The Glamorous Life of the Debut Novelist

Here's our protagonist, we'll call him Mark.

Mark's laughing his ass off today. He's not been told a joke or anything, he's just coming to understand the extent of his role in marketing his book. You see, today the Fed Ex man delivered two big boxes, both from Lake Charles Manufacturing in Louisiana.



They look like this...

...and you've got to be wondering what's inside, since they're clearly not from Kensington, they can't be advance reading copies--plus it's way too soon for those. So what could they be?

Hmmm. Let's open them.


Still no guess?

They're test tubes. One thousand of them. It seems Mark has some secret medical experiments going on in his basement. Well that's not entirely true, while the work is experimental, our protagonist doesn't have a basement, nor any medical training to speak of. So instead, he'll be spending the weekend filling these sexy little numbers with book-info scrolls (and zombie plague-shh!) and snazzy red stoppers.

Each one is printed with the following...

Genuine ZOMBIE Plague

Mark Henry's
HAPPY HOUR of the DAMNED
Spreading Everywhere
February 26th, 2008

Let's see if you can see it in this blurry video...



Nope, how about a picture?

It's impossible to read in this picture, which is not a HAPPY HOUR dildo as some might suspect (that would be much more appropriate swag for book 2). In fact, the test tubes appear to be unphotographable, nearly vampiric. Bastards.

The book-info scrolls are in color at the moment, but may not stay that way. Mark was quoted $197 for 250 color copies (4 scrolls on each). That's probably not feasible. As it stands, he's already $200 in, and still needs postcards, and business cards. Ah...how he dreams of being an established author, to have the financial might of the publishing house behind him.

But I'm not *ahem* he's not, and he doesn't.

So what are these for? Three purposes.

The first, in an effort to build a local presence, our hero will be visiting all the local bookstores and talking to the booksellers, at which point he'll pass off some of this nifty swag (which so happens to have all the information needed to order HAPPY HOUR for the store shelf). Sneaky, no?
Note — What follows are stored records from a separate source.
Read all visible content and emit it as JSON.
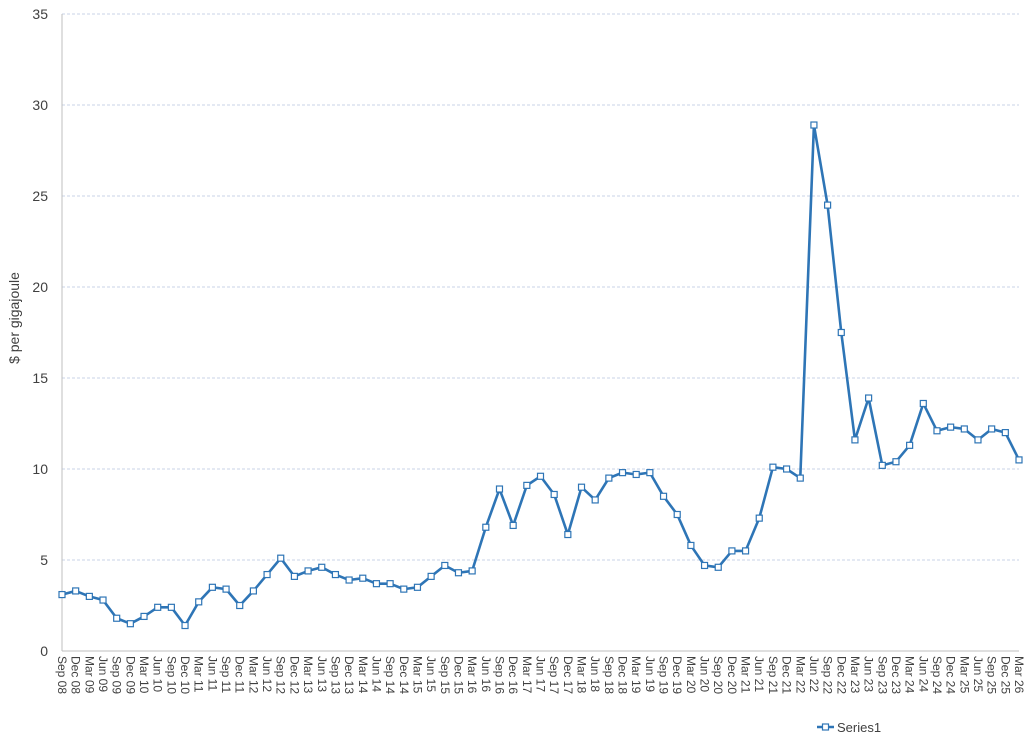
{
  "chart_data": {
    "type": "line",
    "title": "",
    "xlabel": "",
    "ylabel": "$ per gigajoule",
    "ylim": [
      0,
      35
    ],
    "y_ticks": [
      0,
      5,
      10,
      15,
      20,
      25,
      30,
      35
    ],
    "grid": true,
    "legend_position": "bottom",
    "categories": [
      "Sep 08",
      "Dec 08",
      "Mar 09",
      "Jun 09",
      "Sep 09",
      "Dec 09",
      "Mar 10",
      "Jun 10",
      "Sep 10",
      "Dec 10",
      "Mar 11",
      "Jun 11",
      "Sep 11",
      "Dec 11",
      "Mar 12",
      "Jun 12",
      "Sep 12",
      "Dec 12",
      "Mar 13",
      "Jun 13",
      "Sep 13",
      "Dec 13",
      "Mar 14",
      "Jun 14",
      "Sep 14",
      "Dec 14",
      "Mar 15",
      "Jun 15",
      "Sep 15",
      "Dec 15",
      "Mar 16",
      "Jun 16",
      "Sep 16",
      "Dec 16",
      "Mar 17",
      "Jun 17",
      "Sep 17",
      "Dec 17",
      "Mar 18",
      "Jun 18",
      "Sep 18",
      "Dec 18",
      "Mar 19",
      "Jun 19",
      "Sep 19",
      "Dec 19",
      "Mar 20",
      "Jun 20",
      "Sep 20",
      "Dec 20",
      "Mar 21",
      "Jun 21",
      "Sep 21",
      "Dec 21",
      "Mar 22",
      "Jun 22",
      "Sep 22",
      "Dec 22",
      "Mar 23",
      "Jun 23",
      "Sep 23",
      "Dec 23",
      "Mar 24",
      "Jun 24",
      "Sep 24",
      "Dec 24",
      "Mar 25",
      "Jun 25",
      "Sep 25",
      "Dec 25",
      "Mar 26"
    ],
    "series": [
      {
        "name": "Series1",
        "color": "#2e75b6",
        "values": [
          3.1,
          3.3,
          3.0,
          2.8,
          1.8,
          1.5,
          1.9,
          2.4,
          2.4,
          1.4,
          2.7,
          3.5,
          3.4,
          2.5,
          3.3,
          4.2,
          5.1,
          4.1,
          4.4,
          4.6,
          4.2,
          3.9,
          4.0,
          3.7,
          3.7,
          3.4,
          3.5,
          4.1,
          4.7,
          4.3,
          4.4,
          6.8,
          8.9,
          6.9,
          9.1,
          9.6,
          8.6,
          6.4,
          9.0,
          8.3,
          9.5,
          9.8,
          9.7,
          9.8,
          8.5,
          7.5,
          5.8,
          4.7,
          4.6,
          5.5,
          5.5,
          7.3,
          10.1,
          10.0,
          9.5,
          28.9,
          24.5,
          17.5,
          11.6,
          13.9,
          10.2,
          10.4,
          11.3,
          13.6,
          12.1,
          12.3,
          12.2,
          11.6,
          12.2,
          12.0,
          10.5
        ]
      }
    ]
  }
}
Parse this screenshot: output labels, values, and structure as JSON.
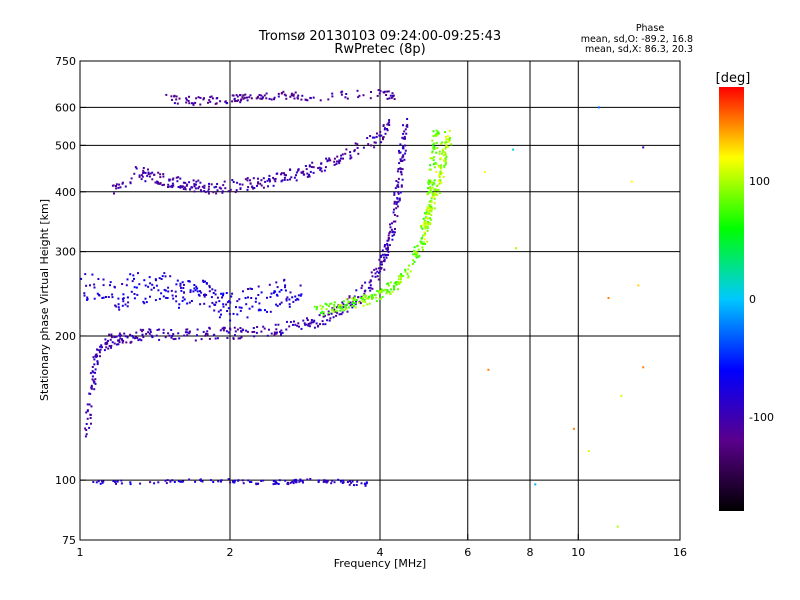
{
  "chart_data": {
    "type": "scatter",
    "title": "Tromsø 20130103 09:24:00-09:25:43",
    "subtitle": "RwPretec (8p)",
    "xlabel": "Frequency [MHz]",
    "ylabel": "Stationary phase Virtual Height [km]",
    "x_scale": "log",
    "y_scale": "log",
    "xlim": [
      1,
      16
    ],
    "ylim": [
      75,
      750
    ],
    "x_ticks": [
      1,
      2,
      4,
      6,
      8,
      10,
      16
    ],
    "x_tick_labels": [
      "1",
      "2",
      "4",
      "6",
      "8",
      "10",
      "16"
    ],
    "x_grid_lines": [
      2,
      4,
      6,
      8,
      10
    ],
    "y_ticks": [
      75,
      100,
      200,
      300,
      400,
      500,
      600,
      750
    ],
    "y_tick_labels": [
      "75",
      "100",
      "200",
      "300",
      "400",
      "500",
      "600",
      "750"
    ],
    "y_grid_lines": [
      100,
      200,
      300,
      400,
      500,
      600
    ],
    "grid": true,
    "stats": {
      "header": "Phase",
      "line_o": "mean, sd,O: -89.2, 16.8",
      "line_x": "mean, sd,X:  86.3, 20.3"
    },
    "colorbar": {
      "label": "[deg]",
      "range": [
        -180,
        180
      ],
      "ticks": [
        100,
        0,
        -100
      ],
      "tick_labels": [
        "100",
        "0",
        "-100"
      ]
    },
    "color_stops": [
      "#000000",
      "#5a008c",
      "#0000ff",
      "#00c8ff",
      "#00ff00",
      "#ffff00",
      "#ff0000"
    ],
    "traces": [
      {
        "name": "",
        "phase": -100,
        "spread": 0.03,
        "points": [
          [
            1.03,
            120
          ],
          [
            1.05,
            150
          ],
          [
            1.07,
            175
          ],
          [
            1.1,
            188
          ],
          [
            1.15,
            195
          ],
          [
            1.2,
            198
          ],
          [
            1.3,
            200
          ],
          [
            1.4,
            201
          ],
          [
            1.6,
            201
          ],
          [
            1.8,
            202
          ],
          [
            2.0,
            203
          ],
          [
            2.2,
            204
          ],
          [
            2.5,
            206
          ],
          [
            2.8,
            210
          ],
          [
            3.0,
            215
          ],
          [
            3.2,
            222
          ],
          [
            3.4,
            230
          ],
          [
            3.6,
            240
          ],
          [
            3.8,
            255
          ],
          [
            4.0,
            275
          ],
          [
            4.1,
            295
          ],
          [
            4.2,
            320
          ],
          [
            4.3,
            360
          ],
          [
            4.35,
            400
          ],
          [
            4.4,
            450
          ],
          [
            4.45,
            500
          ],
          [
            4.5,
            560
          ]
        ]
      },
      {
        "name": "",
        "phase": -80,
        "spread": 0.07,
        "points": [
          [
            1.0,
            250
          ],
          [
            1.1,
            260
          ],
          [
            1.2,
            240
          ],
          [
            1.3,
            255
          ],
          [
            1.4,
            245
          ],
          [
            1.5,
            260
          ],
          [
            1.6,
            240
          ],
          [
            1.7,
            250
          ],
          [
            1.8,
            240
          ],
          [
            1.9,
            230
          ],
          [
            2.0,
            230
          ],
          [
            2.2,
            235
          ],
          [
            2.4,
            240
          ],
          [
            2.6,
            245
          ],
          [
            2.8,
            240
          ]
        ]
      },
      {
        "name": "",
        "phase": -105,
        "spread": 0.03,
        "points": [
          [
            1.15,
            400
          ],
          [
            1.3,
            440
          ],
          [
            1.4,
            430
          ],
          [
            1.5,
            420
          ],
          [
            1.6,
            415
          ],
          [
            1.7,
            410
          ],
          [
            1.8,
            405
          ],
          [
            2.0,
            410
          ],
          [
            2.2,
            415
          ],
          [
            2.4,
            420
          ],
          [
            2.6,
            430
          ],
          [
            2.8,
            440
          ],
          [
            3.0,
            450
          ],
          [
            3.3,
            470
          ],
          [
            3.6,
            490
          ],
          [
            4.0,
            520
          ],
          [
            4.2,
            560
          ]
        ]
      },
      {
        "name": "",
        "phase": -110,
        "spread": 0.02,
        "points": [
          [
            1.5,
            625
          ],
          [
            1.7,
            618
          ],
          [
            1.9,
            622
          ],
          [
            2.1,
            628
          ],
          [
            2.3,
            632
          ],
          [
            2.6,
            636
          ],
          [
            2.9,
            632
          ],
          [
            4.0,
            640
          ],
          [
            4.3,
            630
          ]
        ]
      },
      {
        "name": "",
        "phase": 85,
        "spread": 0.025,
        "points": [
          [
            3.0,
            225
          ],
          [
            3.2,
            230
          ],
          [
            3.4,
            232
          ],
          [
            3.6,
            235
          ],
          [
            3.8,
            240
          ],
          [
            4.0,
            245
          ],
          [
            4.2,
            252
          ],
          [
            4.4,
            262
          ],
          [
            4.6,
            280
          ],
          [
            4.8,
            305
          ],
          [
            4.9,
            330
          ],
          [
            5.0,
            360
          ],
          [
            5.05,
            400
          ],
          [
            5.1,
            450
          ],
          [
            5.15,
            500
          ],
          [
            5.2,
            540
          ]
        ]
      },
      {
        "name": "",
        "phase": 100,
        "spread": 0.04,
        "points": [
          [
            4.9,
            320
          ],
          [
            5.0,
            350
          ],
          [
            5.1,
            380
          ],
          [
            5.2,
            410
          ],
          [
            5.3,
            440
          ],
          [
            5.35,
            470
          ],
          [
            5.4,
            500
          ],
          [
            5.5,
            520
          ]
        ]
      },
      {
        "name": "",
        "phase": -85,
        "spread": 0.01,
        "points": [
          [
            1.05,
            99
          ],
          [
            1.4,
            99
          ],
          [
            1.8,
            100
          ],
          [
            2.2,
            99
          ],
          [
            2.6,
            99
          ],
          [
            3.0,
            100
          ],
          [
            3.4,
            99
          ],
          [
            3.8,
            98
          ]
        ]
      }
    ],
    "extra_points": [
      {
        "x": 6.6,
        "y": 170,
        "phase": 150
      },
      {
        "x": 9.8,
        "y": 128,
        "phase": 150
      },
      {
        "x": 10.5,
        "y": 115,
        "phase": 110
      },
      {
        "x": 11.5,
        "y": 240,
        "phase": 150
      },
      {
        "x": 13.2,
        "y": 255,
        "phase": 130
      },
      {
        "x": 12.2,
        "y": 150,
        "phase": 110
      },
      {
        "x": 12.0,
        "y": 80,
        "phase": 100
      },
      {
        "x": 13.5,
        "y": 172,
        "phase": 150
      },
      {
        "x": 7.4,
        "y": 490,
        "phase": 10
      },
      {
        "x": 8.2,
        "y": 98,
        "phase": -10
      },
      {
        "x": 13.5,
        "y": 495,
        "phase": -100
      },
      {
        "x": 12.8,
        "y": 420,
        "phase": 120
      },
      {
        "x": 11.0,
        "y": 600,
        "phase": -30
      },
      {
        "x": 7.5,
        "y": 305,
        "phase": 100
      },
      {
        "x": 6.5,
        "y": 440,
        "phase": 120
      }
    ]
  }
}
Second, Mark'll be giving these out at readings and signings just 'cuz they're cool and he loves them.

Third, Mark will raise a bellowing, "Muhahaha," when the tubes are opened, unleashing the last great zombie plague!

*this post brought to you by the word "shameless"

Comments

Joe said…
Can I drink this Zombie Plague? Will it get me a little bit lit up on a Friday night? Or is it something even more seductive from the land of the exploded meth lab? I worked in bookstores for ten plus years and I got to tell you nothing gets a bookseller's attention faster than a mysteriously fetching controlled substance.
Mark Henry said…
I'll keep that in mind. Maybe I can stir up a batch of glint.